Bulova Chronograph C
Invariably called the "Stars & Stripes" by its passionate cult of collectors, the original Chronograph C appeared in 1970, with its hands styled as rockets. Because there are no lugs on the case, the mesh bracelet falls freely, dripping with space age style.
Tudor Heritage Black Bay Chronograph
This is the first Black Bay (Tudor's popular dive line) to feature a new manufacture movement developed in partnership with Breitling. At $5,050, it will be sold at an excellent price point for the racing-meets-diving aesthetic combo.
Grand Seiko SBGR305
Grand Seiko announced it that would exist as a brand entirely separate from that of plain, old, regular Seiko. That exercise in branding seems a bit superfluous, given the wholly distinctive elegance of its multiple homages to its very first watch. The brand is releasing three 38mm watches (platinum, gold, and steel) nearly identical to that 1960 classic, and our interest was further piqued by this "modern reinterpretation" of it. Its 40.5mm case is made of an exclusive new material called "brilliant hard titanium," and its exhibition case-back offers a view of a new automatic caliber.
Zenith Defy El Primero 21
One of Baselworld's buzziest innovations is this marvel's central hand, which transforms into a hundredth-of-a-second hand at the touch of a pusher. The hand completes a full turn of the dial in one second; the markers measure itty-bitty increments. Zenith SA calls it "patented chronograph control mechanism," and we are too dumbstruck by its extraordinarily engineering to say much in reply.
Longines Heritage 1945
Burrowing into its archives and updating a heroically refined model, the house expanded the steel case, from 38mm to 40mm, and replaced the manual winding caliber with an automatic movement. Better yet, it left the convex, copper dial and the wide, flat bezel just as they (perfectly) were. The velvet feel of its nubuck strap makes an excellent textural complement to all of its cool classic smoothness.

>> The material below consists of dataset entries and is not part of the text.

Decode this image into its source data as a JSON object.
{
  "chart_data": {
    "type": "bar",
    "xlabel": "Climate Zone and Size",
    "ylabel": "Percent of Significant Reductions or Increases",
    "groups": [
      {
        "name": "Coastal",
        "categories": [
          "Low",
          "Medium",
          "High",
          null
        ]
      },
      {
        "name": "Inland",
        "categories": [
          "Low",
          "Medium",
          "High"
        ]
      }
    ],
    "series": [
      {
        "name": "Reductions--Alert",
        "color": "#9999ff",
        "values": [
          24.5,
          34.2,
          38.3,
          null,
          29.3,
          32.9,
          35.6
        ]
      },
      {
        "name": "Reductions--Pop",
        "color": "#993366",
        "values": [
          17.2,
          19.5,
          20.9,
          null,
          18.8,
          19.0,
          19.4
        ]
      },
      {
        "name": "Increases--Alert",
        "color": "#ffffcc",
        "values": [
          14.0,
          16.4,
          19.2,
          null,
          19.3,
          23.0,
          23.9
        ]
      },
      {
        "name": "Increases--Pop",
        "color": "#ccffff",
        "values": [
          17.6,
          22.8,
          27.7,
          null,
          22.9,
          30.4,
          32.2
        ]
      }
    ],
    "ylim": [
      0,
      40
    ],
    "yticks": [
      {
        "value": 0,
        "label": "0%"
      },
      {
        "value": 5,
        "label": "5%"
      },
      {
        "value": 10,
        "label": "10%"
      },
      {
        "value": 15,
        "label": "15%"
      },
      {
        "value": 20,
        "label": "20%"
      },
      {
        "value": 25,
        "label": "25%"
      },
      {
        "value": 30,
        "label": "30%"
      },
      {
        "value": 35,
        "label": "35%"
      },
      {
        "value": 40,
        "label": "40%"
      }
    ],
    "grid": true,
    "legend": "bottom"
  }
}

Hermès Slim d’Hermès L’heure Impatiente
Charming and chiming, this rose-gold timepiece is a legit work of art. File it under Franco-Swiss Romanticism. With the counter, you set the thing to ding at some event eagerly anticipated in the next 12 hours. Sixty minutes out, the hand of the "mechanical hourglass" starts its march toward the quarter note floating near the 6 o'clock position. At zero hour, it emits a sound modulated for wearer's ears only. It's a very striking mechanism, indeed.